Ruhr told Al Jazeera that the university has not made any attempt to stop her research. She is also employed by Planned Parenthood of the St. Louis Region and Southwest Missouri as a research coordinator. 

A spokeswoman for the university (MU) expressed support for Ruhr’s academic freedom, but appeared to distance the school from the research.

“A doctoral student in the School of Social Work is completing research at Planned Parenthood as part of her dissertation,” university spokeswoman Mary Jo Banken told Al Jazeera. “She is employed at Planned Parenthood. She receives no scholarships from MU; nor is she the recipient of any grant money for this research.”

“Chancellor [R. Bowen] Loftin has and will continue to strongly support academic freedom and the intellectual property of MU’s students and faculty,” Banken said.
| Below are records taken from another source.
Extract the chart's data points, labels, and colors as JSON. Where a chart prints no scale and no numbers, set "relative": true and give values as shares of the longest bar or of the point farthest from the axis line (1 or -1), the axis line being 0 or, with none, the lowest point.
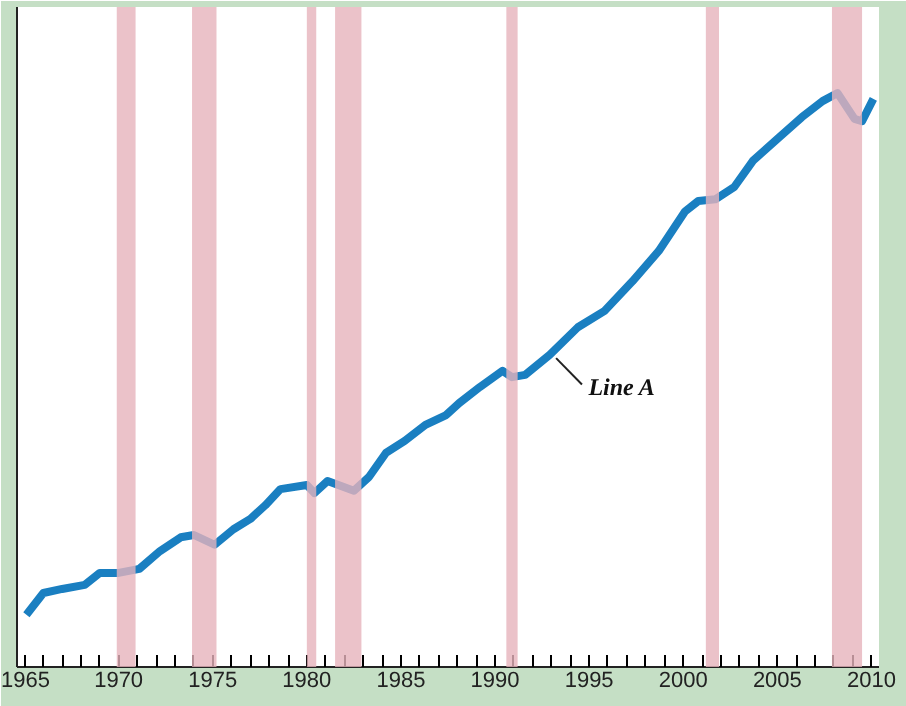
{
  "chart_data": {
    "type": "line",
    "relative": true,
    "tick_labels": "x",
    "grid": false,
    "x": [
      1965.1,
      1966,
      1967,
      1968.2,
      1969,
      1970,
      1971.1,
      1972.2,
      1973.3,
      1974,
      1975.1,
      1976.1,
      1977,
      1977.8,
      1978.6,
      1980,
      1980.4,
      1981.1,
      1982.5,
      1983.3,
      1984.2,
      1985.2,
      1986.3,
      1987.4,
      1988.1,
      1989.2,
      1990.4,
      1990.9,
      1991.6,
      1992.9,
      1994.4,
      1995.8,
      1997.3,
      1998.7,
      2000.1,
      2000.8,
      2001.7,
      2002.7,
      2003.7,
      2005.1,
      2006.3,
      2007.4,
      2008.2,
      2009.1,
      2009.5,
      2010.1
    ],
    "series": [
      {
        "color": "#1a7fc1",
        "values": [
          0.091,
          0.129,
          0.136,
          0.143,
          0.164,
          0.164,
          0.171,
          0.202,
          0.226,
          0.23,
          0.213,
          0.24,
          0.258,
          0.282,
          0.31,
          0.317,
          0.303,
          0.324,
          0.307,
          0.331,
          0.373,
          0.394,
          0.422,
          0.439,
          0.46,
          0.488,
          0.516,
          0.505,
          0.509,
          0.544,
          0.592,
          0.62,
          0.672,
          0.725,
          0.794,
          0.812,
          0.815,
          0.836,
          0.882,
          0.923,
          0.958,
          0.986,
          1,
          0.955,
          0.951,
          0.99
        ]
      }
    ],
    "xlim": [
      1964.6,
      2010.4
    ],
    "xticks": [
      1965,
      {
        "value": 1966,
        "label": null
      },
      {
        "value": 1967,
        "label": null
      },
      {
        "value": 1968,
        "label": null
      },
      {
        "value": 1969,
        "label": null
      },
      1970,
      {
        "value": 1971,
        "label": null
      },
      {
        "value": 1972,
        "label": null
      },
      {
        "value": 1973,
        "label": null
      },
      {
        "value": 1974,
        "label": null
      },
      1975,
      {
        "value": 1976,
        "label": null
      },
      {
        "value": 1977,
        "label": null
      },
      {
        "value": 1978,
        "label": null
      },
      {
        "value": 1979,
        "label": null
      },
      1980,
      {
        "value": 1981,
        "label": null
      },
      {
        "value": 1982,
        "label": null
      },
      {
        "value": 1983,
        "label": null
      },
      {
        "value": 1984,
        "label": null
      },
      1985,
      {
        "value": 1986,
        "label": null
      },
      {
        "value": 1987,
        "label": null
      },
      {
        "value": 1988,
        "label": null
      },
      {
        "value": 1989,
        "label": null
      },
      1990,
      {
        "value": 1991,
        "label": null
      },
      {
        "value": 1992,
        "label": null
      },
      {
        "value": 1993,
        "label": null
      },
      {
        "value": 1994,
        "label": null
      },
      1995,
      {
        "value": 1996,
        "label": null
      },
      {
        "value": 1997,
        "label": null
      },
      {
        "value": 1998,
        "label": null
      },
      {
        "value": 1999,
        "label": null
      },
      2000,
      {
        "value": 2001,
        "label": null
      },
      {
        "value": 2002,
        "label": null
      },
      {
        "value": 2003,
        "label": null
      },
      {
        "value": 2004,
        "label": null
      },
      2005,
      {
        "value": 2006,
        "label": null
      },
      {
        "value": 2007,
        "label": null
      },
      {
        "value": 2008,
        "label": null
      },
      {
        "value": 2009,
        "label": null
      },
      2010
    ],
    "bands": [
      {
        "axis": "x",
        "from": 1969.9,
        "to": 1970.9,
        "color": "#e6b3bb"
      },
      {
        "axis": "x",
        "from": 1973.9,
        "to": 1975.2,
        "color": "#e6b3bb"
      },
      {
        "axis": "x",
        "from": 1980.0,
        "to": 1980.5,
        "color": "#e6b3bb"
      },
      {
        "axis": "x",
        "from": 1981.5,
        "to": 1982.9,
        "color": "#e6b3bb"
      },
      {
        "axis": "x",
        "from": 1990.6,
        "to": 1991.2,
        "color": "#e6b3bb"
      },
      {
        "axis": "x",
        "from": 2001.2,
        "to": 2001.9,
        "color": "#e6b3bb"
      },
      {
        "axis": "x",
        "from": 2007.9,
        "to": 2009.5,
        "color": "#e6b3bb"
      }
    ],
    "annotations": [
      {
        "text": "Line A",
        "x": 1992.9,
        "y": 0.544
      }
    ],
    "line_style": "solid",
    "marker": "none"
  }
}
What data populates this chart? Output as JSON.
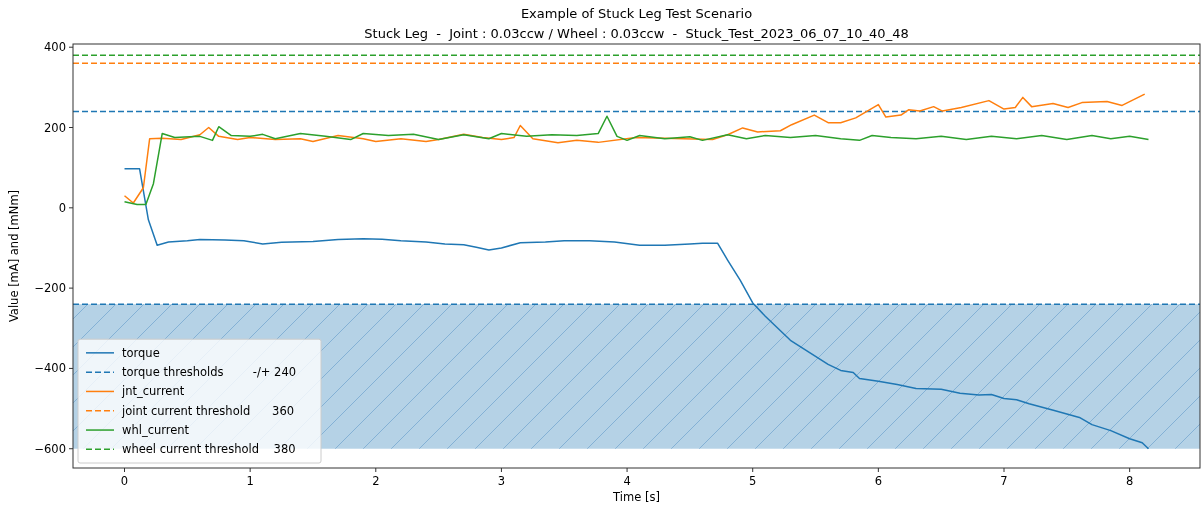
{
  "chart_data": {
    "type": "line",
    "title": "Example of Stuck Leg Test Scenario",
    "subtitle": "Stuck Leg  -  Joint : 0.03ccw / Wheel : 0.03ccw  -  Stuck_Test_2023_06_07_10_40_48",
    "xlabel": "Time [s]",
    "ylabel": "Value [mA] and [mNm]",
    "xlim": [
      -0.41,
      8.56
    ],
    "ylim": [
      -648,
      408
    ],
    "xticks": [
      0,
      1,
      2,
      3,
      4,
      5,
      6,
      7,
      8
    ],
    "yticks": [
      {
        "value": -600,
        "label": "−600"
      },
      {
        "value": -400,
        "label": "−400"
      },
      {
        "value": -200,
        "label": "−200"
      },
      0,
      200,
      400
    ],
    "grid": false,
    "legend": "bottom left",
    "line_style": "solid",
    "marker": "none",
    "series": [
      {
        "name": "torque",
        "color": "#1f77b4",
        "x": [
          0,
          0.12,
          0.19,
          0.26,
          0.35,
          0.5,
          0.6,
          0.8,
          0.95,
          1.1,
          1.25,
          1.5,
          1.7,
          1.9,
          2.05,
          2.2,
          2.4,
          2.55,
          2.7,
          2.8,
          2.9,
          3.0,
          3.15,
          3.35,
          3.5,
          3.7,
          3.9,
          4.1,
          4.3,
          4.5,
          4.6,
          4.72,
          4.8,
          4.9,
          5.0,
          5.1,
          5.2,
          5.3,
          5.45,
          5.6,
          5.7,
          5.8,
          5.85,
          6.0,
          6.15,
          6.3,
          6.5,
          6.65,
          6.8,
          6.9,
          7.0,
          7.1,
          7.2,
          7.4,
          7.6,
          7.7,
          7.85,
          8.0,
          8.1,
          8.15
        ],
        "values": [
          97,
          97,
          -30,
          -93,
          -85,
          -82,
          -79,
          -80,
          -82,
          -90,
          -86,
          -84,
          -79,
          -77,
          -78,
          -82,
          -85,
          -90,
          -92,
          -98,
          -105,
          -100,
          -87,
          -85,
          -82,
          -82,
          -85,
          -93,
          -93,
          -90,
          -88,
          -88,
          -130,
          -180,
          -237,
          -270,
          -300,
          -330,
          -360,
          -390,
          -405,
          -410,
          -425,
          -432,
          -440,
          -450,
          -452,
          -462,
          -466,
          -465,
          -475,
          -478,
          -488,
          -505,
          -522,
          -540,
          -555,
          -575,
          -585,
          -600
        ]
      },
      {
        "name": "jnt_current",
        "color": "#ff7f0e",
        "x": [
          0,
          0.07,
          0.15,
          0.2,
          0.3,
          0.45,
          0.6,
          0.67,
          0.75,
          0.9,
          1.0,
          1.2,
          1.4,
          1.5,
          1.7,
          1.9,
          2.0,
          2.2,
          2.4,
          2.5,
          2.7,
          2.85,
          3.0,
          3.1,
          3.15,
          3.25,
          3.45,
          3.6,
          3.77,
          4.07,
          4.68,
          4.8,
          4.92,
          5.04,
          5.22,
          5.31,
          5.49,
          5.6,
          5.7,
          5.82,
          6.0,
          6.06,
          6.18,
          6.24,
          6.33,
          6.44,
          6.51,
          6.66,
          6.88,
          7.0,
          7.09,
          7.15,
          7.22,
          7.39,
          7.51,
          7.62,
          7.82,
          7.94,
          8.12
        ],
        "values": [
          30,
          12,
          50,
          172,
          173,
          170,
          182,
          200,
          178,
          170,
          175,
          170,
          172,
          165,
          180,
          172,
          165,
          172,
          165,
          170,
          183,
          175,
          170,
          175,
          205,
          172,
          162,
          168,
          163,
          175,
          170,
          182,
          199,
          189,
          192,
          207,
          231,
          212,
          212,
          224,
          257,
          226,
          231,
          244,
          241,
          252,
          241,
          250,
          267,
          246,
          250,
          275,
          252,
          260,
          250,
          262,
          265,
          255,
          283
        ]
      },
      {
        "name": "whl_current",
        "color": "#2ca02c",
        "x": [
          0,
          0.1,
          0.17,
          0.23,
          0.3,
          0.4,
          0.6,
          0.7,
          0.75,
          0.85,
          1.0,
          1.1,
          1.2,
          1.4,
          1.6,
          1.8,
          1.9,
          2.1,
          2.3,
          2.5,
          2.7,
          2.9,
          3.0,
          3.2,
          3.4,
          3.6,
          3.77,
          3.84,
          3.92,
          4.0,
          4.1,
          4.3,
          4.5,
          4.6,
          4.8,
          4.95,
          5.1,
          5.3,
          5.5,
          5.7,
          5.85,
          5.95,
          6.1,
          6.3,
          6.5,
          6.7,
          6.9,
          7.1,
          7.3,
          7.5,
          7.7,
          7.85,
          8.0,
          8.15
        ],
        "values": [
          15,
          8,
          8,
          60,
          185,
          175,
          178,
          168,
          202,
          180,
          178,
          183,
          172,
          185,
          178,
          170,
          185,
          180,
          183,
          170,
          182,
          172,
          185,
          178,
          182,
          180,
          185,
          228,
          178,
          168,
          180,
          172,
          177,
          168,
          182,
          172,
          180,
          175,
          180,
          172,
          168,
          180,
          175,
          172,
          178,
          170,
          178,
          172,
          180,
          170,
          180,
          172,
          178,
          170
        ]
      }
    ],
    "bands": [
      {
        "axis": "y",
        "from": -600,
        "to": -240,
        "color": "#b5d2e6"
      }
    ],
    "ref_lines": [
      {
        "axis": "y",
        "value": 240,
        "label": "torque thresholds        -/+ 240",
        "color": "#1f77b4",
        "line_style": "dashed"
      },
      {
        "axis": "y",
        "value": -240,
        "color": "#1f77b4",
        "line_style": "dashed"
      },
      {
        "axis": "y",
        "value": 360,
        "label": "joint current threshold      360",
        "color": "#ff7f0e",
        "line_style": "dashed"
      },
      {
        "axis": "y",
        "value": 380,
        "label": "wheel current threshold    380",
        "color": "#2ca02c",
        "line_style": "dashed"
      }
    ]
  }
}
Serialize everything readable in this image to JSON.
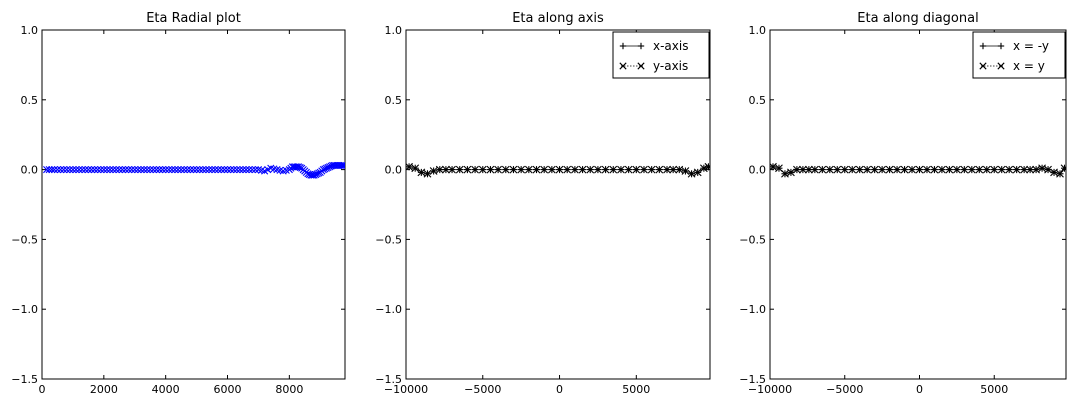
{
  "chart_data": [
    {
      "type": "scatter",
      "title": "Eta Radial plot",
      "xlabel": "",
      "ylabel": "",
      "xlim": [
        0,
        9800
      ],
      "ylim": [
        -1.5,
        1.0
      ],
      "xticks": [
        "0",
        "2000",
        "4000",
        "6000",
        "8000"
      ],
      "xtick_values": [
        0,
        2000,
        4000,
        6000,
        8000
      ],
      "yticks": [
        "1.0",
        "0.5",
        "0.0",
        "−0.5",
        "−1.0",
        "−1.5"
      ],
      "ytick_values": [
        1.0,
        0.5,
        0.0,
        -0.5,
        -1.0,
        -1.5
      ],
      "legend": null,
      "series": [
        {
          "marker": "x",
          "color": "#0000ff",
          "x": [
            150,
            400,
            700,
            1000,
            1300,
            1600,
            1900,
            2200,
            2500,
            2800,
            3100,
            3400,
            3700,
            4000,
            4300,
            4600,
            4900,
            5200,
            5500,
            5800,
            6100,
            6400,
            6700,
            7000,
            7200,
            7400,
            7600,
            7800,
            8000,
            8100,
            8200,
            8300,
            8400,
            8500,
            8600,
            8700,
            8800,
            8900,
            9000,
            9100,
            9200,
            9300,
            9400,
            9500,
            9600,
            9700,
            9780
          ],
          "y": [
            0.0,
            0.0,
            0.0,
            0.0,
            0.0,
            0.0,
            0.0,
            0.0,
            0.0,
            0.0,
            0.0,
            0.0,
            0.0,
            0.0,
            0.0,
            0.0,
            0.0,
            0.0,
            0.0,
            0.0,
            0.0,
            0.0,
            0.0,
            0.0,
            -0.01,
            0.01,
            0.0,
            -0.01,
            0.0,
            0.02,
            0.02,
            0.02,
            0.01,
            -0.01,
            -0.03,
            -0.04,
            -0.04,
            -0.03,
            -0.02,
            0.0,
            0.01,
            0.02,
            0.03,
            0.03,
            0.03,
            0.03,
            0.03
          ]
        }
      ]
    },
    {
      "type": "scatter",
      "title": "Eta along axis",
      "xlabel": "",
      "ylabel": "",
      "xlim": [
        -10000,
        9800
      ],
      "ylim": [
        -1.5,
        1.0
      ],
      "xticks": [
        "−10000",
        "−5000",
        "0",
        "5000"
      ],
      "xtick_values": [
        -10000,
        -5000,
        0,
        5000
      ],
      "yticks": [
        "1.0",
        "0.5",
        "0.0",
        "−0.5",
        "−1.0",
        "−1.5"
      ],
      "ytick_values": [
        1.0,
        0.5,
        0.0,
        -0.5,
        -1.0,
        -1.5
      ],
      "legend": "top-right",
      "series": [
        {
          "name": "x-axis",
          "marker": "+",
          "color": "#000000",
          "x": [
            -9800,
            -9400,
            -9000,
            -8600,
            -8200,
            -7800,
            -7400,
            -7000,
            -6500,
            -6000,
            -5500,
            -5000,
            -4500,
            -4000,
            -3500,
            -3000,
            -2500,
            -2000,
            -1500,
            -1000,
            -500,
            0,
            500,
            1000,
            1500,
            2000,
            2500,
            3000,
            3500,
            4000,
            4500,
            5000,
            5500,
            6000,
            6500,
            7000,
            7400,
            7800,
            8200,
            8600,
            9000,
            9400,
            9700
          ],
          "y": [
            0.02,
            0.01,
            -0.02,
            -0.03,
            -0.01,
            0.0,
            0.0,
            0.0,
            0.0,
            0.0,
            0.0,
            0.0,
            0.0,
            0.0,
            0.0,
            0.0,
            0.0,
            0.0,
            0.0,
            0.0,
            0.0,
            0.0,
            0.0,
            0.0,
            0.0,
            0.0,
            0.0,
            0.0,
            0.0,
            0.0,
            0.0,
            0.0,
            0.0,
            0.0,
            0.0,
            0.0,
            0.0,
            0.0,
            -0.01,
            -0.03,
            -0.02,
            0.01,
            0.02
          ]
        },
        {
          "name": "y-axis",
          "marker": "x",
          "color": "#000000",
          "x": [
            -9800,
            -9400,
            -9000,
            -8600,
            -8200,
            -7800,
            -7400,
            -7000,
            -6500,
            -6000,
            -5500,
            -5000,
            -4500,
            -4000,
            -3500,
            -3000,
            -2500,
            -2000,
            -1500,
            -1000,
            -500,
            0,
            500,
            1000,
            1500,
            2000,
            2500,
            3000,
            3500,
            4000,
            4500,
            5000,
            5500,
            6000,
            6500,
            7000,
            7400,
            7800,
            8200,
            8600,
            9000,
            9400,
            9700
          ],
          "y": [
            0.02,
            0.01,
            -0.02,
            -0.03,
            -0.01,
            0.0,
            0.0,
            0.0,
            0.0,
            0.0,
            0.0,
            0.0,
            0.0,
            0.0,
            0.0,
            0.0,
            0.0,
            0.0,
            0.0,
            0.0,
            0.0,
            0.0,
            0.0,
            0.0,
            0.0,
            0.0,
            0.0,
            0.0,
            0.0,
            0.0,
            0.0,
            0.0,
            0.0,
            0.0,
            0.0,
            0.0,
            0.0,
            0.0,
            -0.01,
            -0.03,
            -0.02,
            0.01,
            0.02
          ]
        }
      ]
    },
    {
      "type": "scatter",
      "title": "Eta along diagonal",
      "xlabel": "",
      "ylabel": "",
      "xlim": [
        -10000,
        9800
      ],
      "ylim": [
        -1.5,
        1.0
      ],
      "xticks": [
        "−10000",
        "−5000",
        "0",
        "5000"
      ],
      "xtick_values": [
        -10000,
        -5000,
        0,
        5000
      ],
      "yticks": [
        "1.0",
        "0.5",
        "0.0",
        "−0.5",
        "−1.0",
        "−1.5"
      ],
      "ytick_values": [
        1.0,
        0.5,
        0.0,
        -0.5,
        -1.0,
        -1.5
      ],
      "legend": "top-right",
      "series": [
        {
          "name": "x = -y",
          "marker": "+",
          "color": "#000000",
          "x": [
            -9800,
            -9400,
            -9000,
            -8600,
            -8200,
            -7800,
            -7400,
            -7000,
            -6500,
            -6000,
            -5500,
            -5000,
            -4500,
            -4000,
            -3500,
            -3000,
            -2500,
            -2000,
            -1500,
            -1000,
            -500,
            0,
            500,
            1000,
            1500,
            2000,
            2500,
            3000,
            3500,
            4000,
            4500,
            5000,
            5500,
            6000,
            6500,
            7000,
            7400,
            7800,
            8200,
            8600,
            9000,
            9400,
            9700
          ],
          "y": [
            0.02,
            0.01,
            -0.03,
            -0.02,
            0.0,
            0.0,
            0.0,
            0.0,
            0.0,
            0.0,
            0.0,
            0.0,
            0.0,
            0.0,
            0.0,
            0.0,
            0.0,
            0.0,
            0.0,
            0.0,
            0.0,
            0.0,
            0.0,
            0.0,
            0.0,
            0.0,
            0.0,
            0.0,
            0.0,
            0.0,
            0.0,
            0.0,
            0.0,
            0.0,
            0.0,
            0.0,
            0.0,
            0.0,
            0.01,
            0.0,
            -0.02,
            -0.03,
            0.01
          ]
        },
        {
          "name": "x = y",
          "marker": "x",
          "color": "#000000",
          "x": [
            -9800,
            -9400,
            -9000,
            -8600,
            -8200,
            -7800,
            -7400,
            -7000,
            -6500,
            -6000,
            -5500,
            -5000,
            -4500,
            -4000,
            -3500,
            -3000,
            -2500,
            -2000,
            -1500,
            -1000,
            -500,
            0,
            500,
            1000,
            1500,
            2000,
            2500,
            3000,
            3500,
            4000,
            4500,
            5000,
            5500,
            6000,
            6500,
            7000,
            7400,
            7800,
            8200,
            8600,
            9000,
            9400,
            9700
          ],
          "y": [
            0.02,
            0.01,
            -0.03,
            -0.02,
            0.0,
            0.0,
            0.0,
            0.0,
            0.0,
            0.0,
            0.0,
            0.0,
            0.0,
            0.0,
            0.0,
            0.0,
            0.0,
            0.0,
            0.0,
            0.0,
            0.0,
            0.0,
            0.0,
            0.0,
            0.0,
            0.0,
            0.0,
            0.0,
            0.0,
            0.0,
            0.0,
            0.0,
            0.0,
            0.0,
            0.0,
            0.0,
            0.0,
            0.0,
            0.01,
            0.0,
            -0.02,
            -0.03,
            0.01
          ]
        }
      ]
    }
  ]
}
Ruhr confirmed that she has not received any grants or scholarship funds from the university. She said her research is supervised by faculty in the university’s school of social work, and she expects to complete her dissertation in April 2016.

Loftin announced Tuesday that he plans to step down from his role as chancellor following accusations from student activists that the university’s leadership did not do enough to address racial slurs and tension on campus.

Mary M. Kogut, the president and CEO of Advocates of Planned Parenthood of the St. Louis Region and Southwest Missouri, told Al Jazeera that research such as Ruhr's is important to understanding women's health.

"We thought the politicians looking at research of importance to Missouri's women was inappropriate," Kogut said.